Cette prédominance de la politique sur l’économique a pour conséquence l’insuffisante transparence sur sa gestion. Pour s’en rendre compte, il suffit de lorgner côté rapports financiers de Sonatrach.

“J’ai lu plusieurs rapports financiers de Sonatrach, j’ai constaté, en premier lieu, que les rapports financiers annuels ne sont pas signés par un commissaire aux comptes comme cela se pratique dans le monde. En second lieu, les charges contenues dans le résultat d’exploitation sont en progression continue et cela dure depuis 2005. En troisième lieu, la méthode comptable utilisée pour la dotation aux amortissements et aux provisions pour l’exercice 2014 et 2013 est incompréhensible. En quatrième lieu, depuis l’année 2011, le rapport financier de Sonatrach a été toujours publié avec un retard de deux années. Nous sommes au mois de mai 2017 et la Sonatrach n’a pas encore publié son rapport de 2015. Ce document est publié dans un délai de 90 jours dans les pays à économie de marché, les entreprises étatiques de nos voisins marocains comme OCP et tunisien comme la société publique des télécommunications respectent les normes”, observe Noureddine Leghliel, analyste financier, spécialiste des marchés pétroliers.

Selon une autre source, il existe deux rapports financiers à Sonatrach, l’un aux normes pour les compagnies étrangères, l’autre moins détaillé destiné à la consommation locale. Si tel est le cas, cela constitue une autre anomalie.
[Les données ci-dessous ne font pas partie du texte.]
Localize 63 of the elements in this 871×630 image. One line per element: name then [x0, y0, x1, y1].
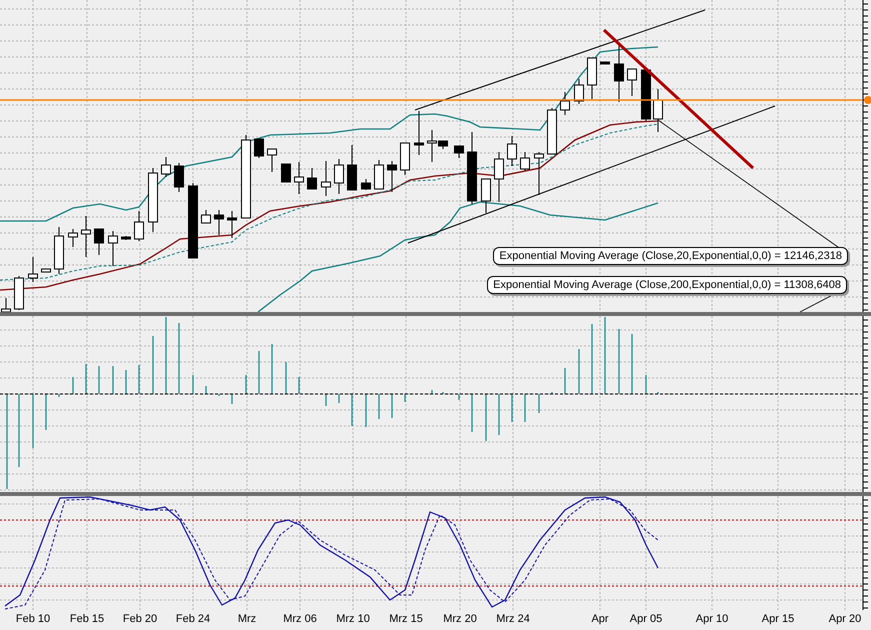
axis-label: Mrz 15	[389, 613, 423, 625]
candlestick	[81, 216, 91, 258]
candlestick	[334, 158, 344, 194]
candlestick	[560, 92, 570, 116]
candlestick	[534, 152, 544, 196]
indicator-label: Exponential Moving Average (Close,20,Exponential,0,0) = 12146,2318	[493, 247, 848, 265]
candlestick	[387, 160, 397, 192]
candlestick	[520, 152, 530, 172]
candlestick	[653, 88, 663, 132]
candlestick	[641, 70, 651, 122]
candlestick	[148, 168, 158, 232]
candlestick	[1, 298, 11, 312]
candlestick	[121, 236, 131, 240]
candlestick	[108, 230, 118, 266]
candlestick	[321, 160, 331, 196]
axis-label: Apr	[591, 613, 609, 625]
axis-label: Mrz 10	[336, 613, 370, 625]
candlestick	[374, 160, 384, 190]
axis-label: Mrz 24	[496, 613, 530, 625]
axis-label: Feb 15	[70, 613, 104, 625]
candlestick	[28, 256, 38, 282]
candlestick	[347, 144, 357, 190]
axis-label: Mrz 20	[443, 613, 477, 625]
candlestick	[507, 136, 517, 166]
candlestick	[134, 210, 144, 242]
axis-label: Feb 20	[122, 613, 158, 625]
candlestick	[54, 226, 64, 274]
candlestick	[454, 146, 464, 158]
candlestick	[414, 110, 424, 156]
candlestick	[281, 164, 291, 182]
candlestick	[94, 228, 104, 256]
axis-label: Apr 15	[762, 613, 794, 625]
candlestick	[400, 142, 410, 176]
axis-label: Mrz	[238, 613, 256, 625]
indicator-label: Exponential Moving Average (Close,200,Exponential,0,0) = 11308,6408	[487, 276, 847, 294]
axis-label: Feb 24	[176, 613, 210, 625]
candlestick	[174, 162, 184, 192]
candlestick	[627, 68, 637, 96]
candlestick	[267, 148, 277, 172]
candlestick	[574, 78, 584, 104]
axis-label: Apr 10	[696, 613, 728, 625]
candlestick	[600, 62, 610, 64]
candlestick	[68, 228, 78, 248]
axis-label: Apr 05	[630, 613, 662, 625]
candlestick	[14, 276, 24, 310]
candlestick	[254, 138, 264, 158]
handle-icon[interactable]	[864, 96, 871, 104]
candlestick	[294, 162, 304, 194]
candlestick	[614, 42, 624, 102]
candlestick	[201, 210, 211, 224]
candlestick	[361, 178, 371, 190]
candlestick	[547, 108, 557, 154]
axis-label: Feb 10	[16, 613, 50, 625]
candlestick	[214, 210, 224, 236]
candlestick	[307, 168, 317, 190]
candlestick	[161, 156, 171, 178]
axis-label: Mrz 06	[283, 613, 317, 625]
candlestick	[494, 152, 504, 202]
candlestick	[227, 210, 237, 238]
axis-label: Apr 20	[828, 613, 862, 625]
candlestick	[41, 268, 51, 272]
candlestick	[481, 178, 491, 214]
candlestick	[587, 58, 597, 100]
En conclusion, tout cela invite à accorder plus d’autonomie au P-DG de Sonatrach tout en liant sa relation avec le propriétaire, à savoir l’État par un contrat de performance. Cette compagnie étant la propriété de tous les Algériens, il convient de briser cet enclavement par rapport à la société algérienne et d’assurer une plus grande transparence sur ses activités, si on veut éviter de nouveaux scandales comparables à celui de 2010.